Building and managing a food business has been a completely new experience.

"It's been a matter of figuring it out as I go along," Oyamada said. "I went around to potential buyers with samples and developed a sales network, but many of those contracts were suddenly dropped."

"That really showed me how difficult it is to do business in New York."

Additional concerns have come in the form of supply-chain bottlenecks and inflation. Oyamada's orders of red basil have been delayed up to three months, and her refusal to compromise on rice quality -- as a native of Niigata known for its specialty rice -- threatens her bottom line as the cost of premium rice increases.

Her clients have also sounded her out on the possibility of new products such as Japanese lunch boxes, but Oyamada is uncertain about taking on the risk of expanding her operations at such an unpredictable time.

"Since the coronavirus pandemic started, it's hard to plan for even the next few months, let alone a year in advance," she said.

While in-person gatherings remain feasible, Oyamada took the opportunity to attend the Japanese Artist Pop-Up Shop holiday market in December. She was one of 22 vendors selling various Japanese or Japan-inspired goods at the venue in Manhattan's Lower East Side.

Although organizers said it was only the second time for the pop-up event to include food sales in addition to items like accessories, clothing, and artwork, Oyamada's onigiri were quick to sell out.

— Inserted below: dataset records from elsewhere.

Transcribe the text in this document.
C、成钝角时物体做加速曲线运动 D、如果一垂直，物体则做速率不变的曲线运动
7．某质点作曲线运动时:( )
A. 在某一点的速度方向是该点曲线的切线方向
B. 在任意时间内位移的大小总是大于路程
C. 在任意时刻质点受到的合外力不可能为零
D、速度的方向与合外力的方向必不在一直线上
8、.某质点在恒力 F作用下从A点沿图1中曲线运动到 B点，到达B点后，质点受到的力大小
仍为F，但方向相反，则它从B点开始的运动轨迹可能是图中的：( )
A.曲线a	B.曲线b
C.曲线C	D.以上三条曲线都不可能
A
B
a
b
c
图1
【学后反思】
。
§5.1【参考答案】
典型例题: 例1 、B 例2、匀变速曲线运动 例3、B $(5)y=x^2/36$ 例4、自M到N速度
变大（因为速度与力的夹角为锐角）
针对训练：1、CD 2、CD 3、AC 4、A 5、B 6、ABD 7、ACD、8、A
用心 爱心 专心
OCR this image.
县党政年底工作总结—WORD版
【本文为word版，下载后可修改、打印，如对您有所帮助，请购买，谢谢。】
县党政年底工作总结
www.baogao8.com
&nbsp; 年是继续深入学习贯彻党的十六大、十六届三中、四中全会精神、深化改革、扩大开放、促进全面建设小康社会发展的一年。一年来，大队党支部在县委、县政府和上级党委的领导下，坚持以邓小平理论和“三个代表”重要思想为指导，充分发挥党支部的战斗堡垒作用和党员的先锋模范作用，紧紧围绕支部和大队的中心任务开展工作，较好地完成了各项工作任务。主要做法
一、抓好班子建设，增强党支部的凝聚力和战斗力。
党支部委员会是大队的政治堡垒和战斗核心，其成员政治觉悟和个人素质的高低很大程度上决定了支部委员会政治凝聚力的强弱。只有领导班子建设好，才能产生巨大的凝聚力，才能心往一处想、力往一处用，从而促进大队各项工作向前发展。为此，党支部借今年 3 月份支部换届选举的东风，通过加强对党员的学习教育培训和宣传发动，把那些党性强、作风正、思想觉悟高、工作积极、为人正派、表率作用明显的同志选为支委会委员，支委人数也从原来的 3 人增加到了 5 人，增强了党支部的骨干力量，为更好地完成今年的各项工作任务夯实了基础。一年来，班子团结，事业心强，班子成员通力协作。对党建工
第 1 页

"I never imagined myself selling rice balls in New York, but this is also a way to spread Japanese culture abroad as I've sought to do with my acting," said Oyamada, whose film career has included projects in China and Haiti as well as the United States.

While aiming to return to acting when the time is right, she plans to continue developing new rice ball flavors and collaborating with local companies, seeking opportunities amid the health crisis.

"For the time being, I am completely devoted to putting this business on track to succeed," she said.